Cette implication selon Mamady Aminata Touré, activiste de l’environnement, passe par la communication dans les langues du terroir et une sensibilisation effective surtout à l’intérieur du pays. « A Conakry, pour sensibiliser la population, il faut miser sur des petites actions purement citoyennes… des actions qui vont provoquer un changement de comportement chez les citoyens et les pousser à s’engager dans la lutte contre ce phénomène de changement climatique », a-t-il fait savoir.

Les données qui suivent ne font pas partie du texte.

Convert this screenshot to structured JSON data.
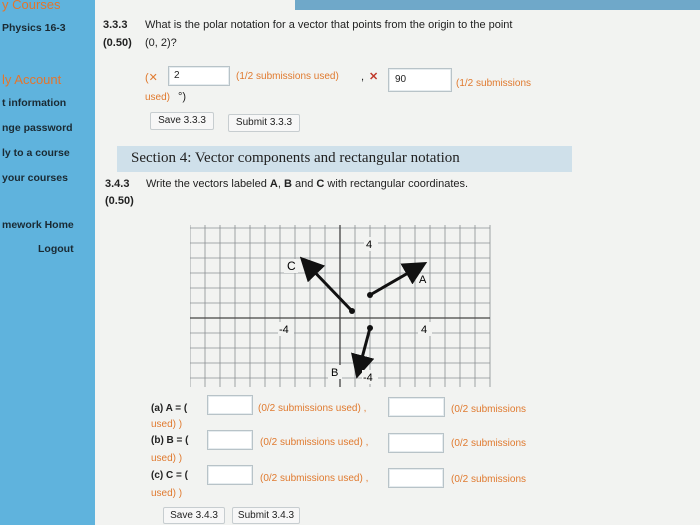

Daouda Bangoura, consultant en développement durable, va plus loin. Pour lui, l’implication des communautés à la base dans les actions environnementales au niveau local passe simplement par un ensemble de processus. L’information, la sensibilisation et la formation de ces communautés sont nécessaires avant de procéder à n’importe quelle action selon l’activiste. « Si c’est par exemple des zones côtières où les cultures sont menacées par la montée de la marée, on se dit que les villageois peuvent être formés sur des questions de construction des digues, de l’irrigation, comment faire évacuer l’eau salée des cultures, etc. Si c’est dans des zones telles que la Haute Guinée, il faut former des gens sur la mise en place des pépinières et après, au moment de la restauration, on met les communautés à l’œuvre », propose le consultant.

Daouda Bangoura propose non seulement d’impliquer les villageois dans la préservation de l’environnement au niveau local mais aussi, de faire en sorte que les actions menées soient pérennes. « Il ne suffit pas de reboiser ou de restaurer, il faut faire en sorte qu’il y ait un mécanisme de suivi très efficace. Ce mécanisme ne passe que par les communautés qui ont bénéficié des actions. Donc ils sont formés, informés et sensibilisés et après, ils sont mis à l’œuvre. Tout ce qu’ils feront comme travail, ils ne pourront pas se permettre de le détruire. Du coup, on se dit que le travail qui est fait est sécurisé et on peut s’attendre à de bons résultats », a précisé le consultant.